A beautiful, landlocked country located in Southern Africa, Zimbabwe, boast with several of the continent’s top manmade and natural tourist attractions. Zimbabwe shares the mighty Zambezi River and the Victoria Falls with its northern neighbor, Zambia, while the south is dotted with granite hills, known as the Matobo Hills, and lushly vegetated valleys. Various famous pioneers are buried in the Matobo Hills, including Cecil John Rhodes.
Zimbabwe is also famous for the ancient ruins of wealthy kingdoms, built in a unique dry stone style, which once thrived on the remarkable hills, valleys and plains. Situated on a high plateau with remarkable natural scenes ranging from semi-deserts to lush forests, Zimbabwe is sure to capture and mesmerize any who visits her.
The capital city of Zimbabwe, Harare, is situated in the north east of the country. The city was originally founded by Cecil John Rhodes as a fort back in 1890 and its name was only changed to Harare in 1982 after Zimbabwean independence. The Harare International Airport is the portal to the country for most international travellers, although various rail and bus routes lead into the city from other Southern African countries.

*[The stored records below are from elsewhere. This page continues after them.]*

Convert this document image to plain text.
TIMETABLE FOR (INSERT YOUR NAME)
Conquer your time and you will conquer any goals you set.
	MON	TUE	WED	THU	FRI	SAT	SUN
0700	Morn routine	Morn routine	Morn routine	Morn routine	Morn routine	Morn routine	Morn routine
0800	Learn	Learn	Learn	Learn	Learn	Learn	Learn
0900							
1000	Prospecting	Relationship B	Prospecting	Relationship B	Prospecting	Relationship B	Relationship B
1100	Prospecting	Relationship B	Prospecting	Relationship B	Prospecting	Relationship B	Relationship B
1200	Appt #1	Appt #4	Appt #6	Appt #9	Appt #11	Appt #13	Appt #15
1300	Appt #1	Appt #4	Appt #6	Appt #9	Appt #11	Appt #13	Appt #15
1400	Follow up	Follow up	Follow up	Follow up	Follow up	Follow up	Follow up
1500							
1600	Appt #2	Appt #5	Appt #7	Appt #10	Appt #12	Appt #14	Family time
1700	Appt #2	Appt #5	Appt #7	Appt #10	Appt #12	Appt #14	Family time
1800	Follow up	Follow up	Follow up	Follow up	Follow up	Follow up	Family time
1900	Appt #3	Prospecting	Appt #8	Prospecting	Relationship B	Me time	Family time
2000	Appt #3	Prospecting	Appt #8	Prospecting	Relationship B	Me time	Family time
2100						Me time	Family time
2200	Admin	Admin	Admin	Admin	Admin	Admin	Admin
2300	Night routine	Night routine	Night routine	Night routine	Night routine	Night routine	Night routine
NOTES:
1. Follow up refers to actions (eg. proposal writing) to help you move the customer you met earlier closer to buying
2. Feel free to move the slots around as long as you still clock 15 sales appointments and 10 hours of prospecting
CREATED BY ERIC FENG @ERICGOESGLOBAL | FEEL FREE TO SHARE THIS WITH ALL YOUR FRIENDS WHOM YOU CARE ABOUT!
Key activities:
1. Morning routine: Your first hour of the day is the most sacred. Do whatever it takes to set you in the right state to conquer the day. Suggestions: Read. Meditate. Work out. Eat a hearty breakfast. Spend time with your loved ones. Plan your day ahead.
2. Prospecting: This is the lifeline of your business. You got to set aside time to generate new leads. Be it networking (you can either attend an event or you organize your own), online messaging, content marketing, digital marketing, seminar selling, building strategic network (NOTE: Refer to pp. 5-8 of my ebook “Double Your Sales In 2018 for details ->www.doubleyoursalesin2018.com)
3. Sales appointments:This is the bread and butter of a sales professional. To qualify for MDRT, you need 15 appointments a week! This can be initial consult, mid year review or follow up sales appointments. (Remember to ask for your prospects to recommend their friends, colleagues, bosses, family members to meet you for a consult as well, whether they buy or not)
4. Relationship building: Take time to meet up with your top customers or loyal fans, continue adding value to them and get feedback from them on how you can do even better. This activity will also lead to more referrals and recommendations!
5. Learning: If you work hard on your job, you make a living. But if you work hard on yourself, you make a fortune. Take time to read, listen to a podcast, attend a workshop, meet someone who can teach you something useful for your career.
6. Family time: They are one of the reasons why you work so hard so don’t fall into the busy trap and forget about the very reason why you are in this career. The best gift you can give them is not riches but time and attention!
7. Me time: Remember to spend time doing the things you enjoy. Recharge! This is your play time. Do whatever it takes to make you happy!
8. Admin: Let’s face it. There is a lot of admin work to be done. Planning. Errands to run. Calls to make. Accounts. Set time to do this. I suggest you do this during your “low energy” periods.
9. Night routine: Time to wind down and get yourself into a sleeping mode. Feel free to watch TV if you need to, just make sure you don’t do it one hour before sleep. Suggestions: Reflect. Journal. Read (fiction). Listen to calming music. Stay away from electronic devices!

‘The smoke that thunders’ is one of the most well-known landmarks in all of Africa. The Victoria Falls, situated on the Zambezi river, on the border of Zambia and Zimbabwe. Sir David Livingstone was the first European to visit the Falls and named it after the monarch of the British empire, Queen Victoria. It is classified as the largest waterfall in the world, although it is neither the tallest nor the widest. For the brave at heart, a swim in Devil’s Pool from September to December is a must-do on your bucket list.